Co-Create a Better Customer Experience… With Your Customers

Listen, Act, Co-Create, Repeat

In a classic article from 1986 entitled “What Gets Measured Gets Done,” Tom Peters says: “In the customer arena, we believe that regular, quantitative measurement of customer satisfaction provides a much better indicator of future organizational health than does profitability or market share change.”

social-listening

More than 20 years later, we still couldn’t agree more. In fact, a significant portion of our business is built on this premise (for example, Customer Experience Mapping is our suite of research and analytical tools). But obtaining an accurate measurement of customer experience and opinion has traditionally been a bit elusive.

Why is that? For one, customers say one thing, and do another. The questions many marketers ask don’t track to those customer actions or the perceptions that drive enterprise value, or – more often – are irrelevant to understanding and/or meeting customer wants and needs. Our qualitative research attempts to drive quantitative insights, ending up with an opinionated sample of one.

And today, social media has taken the conversation out of the hands of traditional marketers, essentially usurping traditional corporate control over communications channels. And honestly, that’s a great thing. Particularly for those marketers interested in new ways to get at that “regular, quantitative measurement of customer satisfaction” that Peters first mentioned over two decades ago.

The consumer revolution is good for marketers.

Today’s consumers are quite comfortable expressing themselves. Typically mobile-centric, technically savvy, more demanding and better informed than ever before, they’ll be looking to contacts online and off, across social networks, feeds, through rating sites and more. As such, social media is a vast window into a high-level overview of customer satisfaction and dissatisfaction.

Monitoring customer “conversations” via social media platforms allows you to capture nuances and emotions, as well as chart trends in these areas, and should be a key part of an ongoing customer satisfaction and experience monitoring initiatives.

This wealth of information is your opportunity to co-create an improved customer experience – with your customers.

Don’t be afraid to find out what isn’t working. And if you are, be even more afraid of NOT finding out.

Finding out what customers are thinking makes it possible to fix what isn’t working for your customers – and to create more of what they want. Building loyalty and retention impacts the bottom line – resulting in greater financial value to your organization.

There are several tools that help you do this yourself (such as Social Mention) where a quick search will give you your “Social Rank”, show you if – and if so, where – you’re being discussed, and what’s being said. Twitter Search is another tool to find comments on that platform, as well as others ranging from the powerful tools in Google Alerts and blog search engine Technorati, to social aggregator FriendFeed or backtype, a tool that lets you manage, search and monitor blog comments.

Though you can’t control these touchpoints, you can seize the opportunity to co-create conversations and experiences that will help you influence them.

There’s no doubt that Social Media conversations are occurring around your brand, whether you know it or not. So the better your organization does at understanding and improving customer experience, the higher the likelihood that what’s being said will positively support your brand and perceptions of it.

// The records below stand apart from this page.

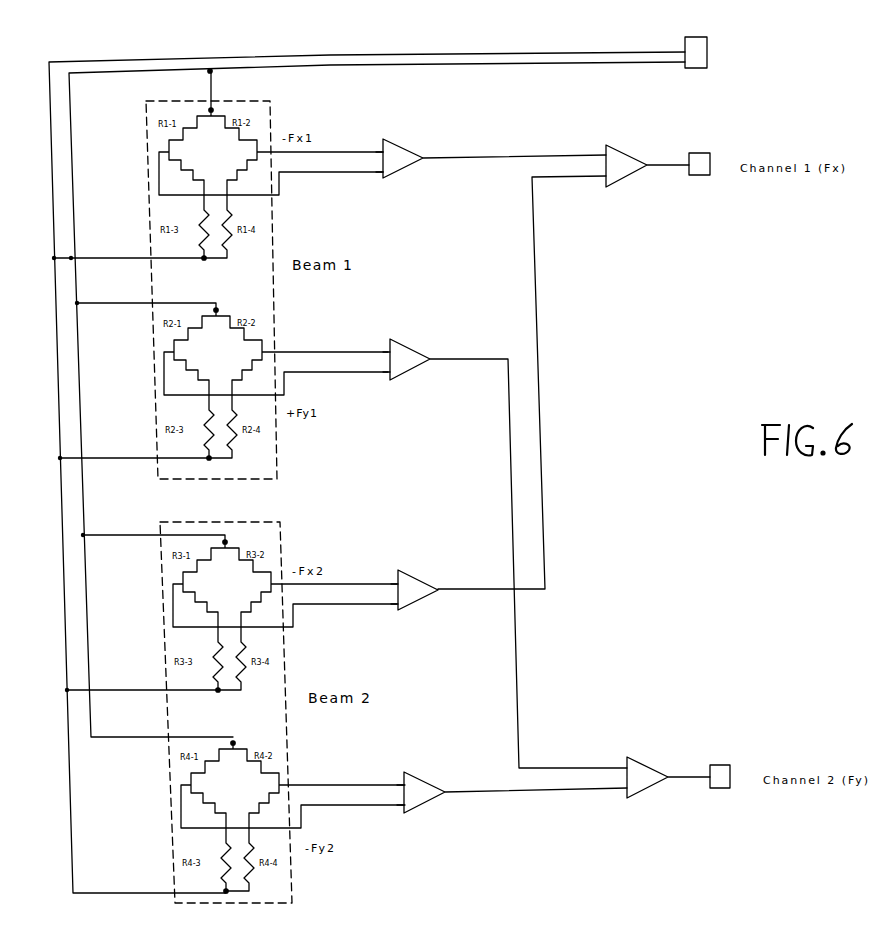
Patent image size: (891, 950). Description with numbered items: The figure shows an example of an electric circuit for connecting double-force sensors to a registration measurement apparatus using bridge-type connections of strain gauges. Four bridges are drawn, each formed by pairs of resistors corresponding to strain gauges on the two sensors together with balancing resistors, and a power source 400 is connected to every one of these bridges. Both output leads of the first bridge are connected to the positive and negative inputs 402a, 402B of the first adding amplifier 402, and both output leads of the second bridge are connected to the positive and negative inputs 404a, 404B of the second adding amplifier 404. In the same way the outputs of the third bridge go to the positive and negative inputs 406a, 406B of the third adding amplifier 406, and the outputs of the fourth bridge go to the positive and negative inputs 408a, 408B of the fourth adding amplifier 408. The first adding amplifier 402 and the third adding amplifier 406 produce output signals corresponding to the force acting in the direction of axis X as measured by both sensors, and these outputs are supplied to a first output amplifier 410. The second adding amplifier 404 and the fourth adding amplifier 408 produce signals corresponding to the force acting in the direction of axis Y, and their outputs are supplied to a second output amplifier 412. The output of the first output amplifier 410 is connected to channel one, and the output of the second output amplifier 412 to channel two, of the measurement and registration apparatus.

The power source 400 is at (707, 46).
The first adding amplifier 402 is at (419, 175).
The positive input of the first adding amplifier 402a is at (383, 141).
The negative input of the first adding amplifier 402B is at (383, 178).
The second adding amplifier 404 is at (425, 341).
The positive input of the second adding amplifier 404a is at (393, 340).
The negative input of the second adding amplifier 404B is at (400, 380).
The third adding amplifier 406 is at (428, 571).
The positive input of the third adding amplifier 406a is at (400, 570).
The negative input of the third adding amplifier 406B is at (404, 610).
The fourth adding amplifier 408 is at (438, 795).
The positive input of the fourth adding amplifier 408a is at (410, 772).
The negative input of the fourth adding amplifier 408B is at (413, 813).
The first output amplifier 410 is at (627, 150).
The second output amplifier 412 is at (643, 758).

By using Social Media to track your brand, follow your customers – and solicit their opinions – you’ll be grabbing an opportunity that simply didn’t exist even a couple of years ago. Business Week’s April 2nd article points to just a few of the ways that some companies are using Twitter to straddle that line between customers service, marketing and brand management.

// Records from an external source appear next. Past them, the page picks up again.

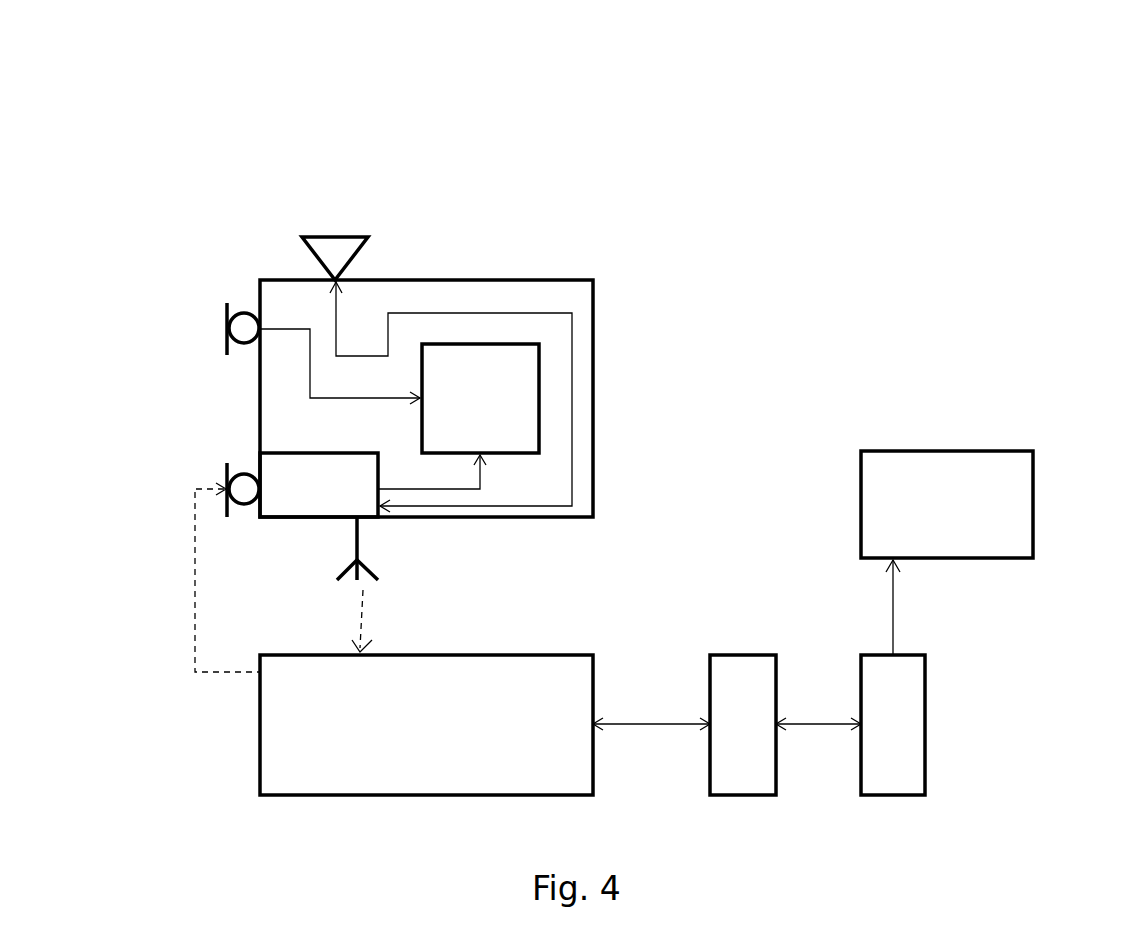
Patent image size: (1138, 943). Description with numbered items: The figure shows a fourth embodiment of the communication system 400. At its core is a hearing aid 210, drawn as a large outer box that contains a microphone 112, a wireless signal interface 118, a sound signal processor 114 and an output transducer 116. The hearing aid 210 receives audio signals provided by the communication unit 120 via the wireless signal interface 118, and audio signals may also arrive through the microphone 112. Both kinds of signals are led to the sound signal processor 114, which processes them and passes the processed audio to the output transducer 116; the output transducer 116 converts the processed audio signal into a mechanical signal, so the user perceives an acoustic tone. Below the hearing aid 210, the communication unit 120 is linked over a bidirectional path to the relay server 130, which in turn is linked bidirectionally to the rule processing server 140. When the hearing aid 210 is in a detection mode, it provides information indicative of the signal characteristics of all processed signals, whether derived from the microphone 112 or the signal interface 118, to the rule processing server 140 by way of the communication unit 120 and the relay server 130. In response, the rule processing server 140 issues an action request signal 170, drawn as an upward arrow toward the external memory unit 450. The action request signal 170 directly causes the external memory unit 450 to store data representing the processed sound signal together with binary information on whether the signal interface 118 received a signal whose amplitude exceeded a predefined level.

The communication system 400 is at (168, 160).
The hearing aid 210 is at (508, 296).
The output transducer 116 is at (345, 256).
The microphone 112 is at (245, 325).
The sound signal processor 114 is at (522, 387).
The wireless signal interface 118 is at (290, 472).
The communication unit 120 is at (278, 728).
The relay server 130 is at (738, 672).
The rule processing server 140 is at (908, 727).
The action request signal 170 is at (893, 603).
The external memory unit 450 is at (1013, 501).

Whether you track Social Media as part of a systematic, regular program for tracking and improving customer experience, or simply as a way to get occasional “snapshots” of opinion and popularity, the tools for managing those touchpoints you cannot control are now just a few keystrokes away – right alongside your ability to use customer input to co-create the customer experiences that will help your organization better stand out, and compete.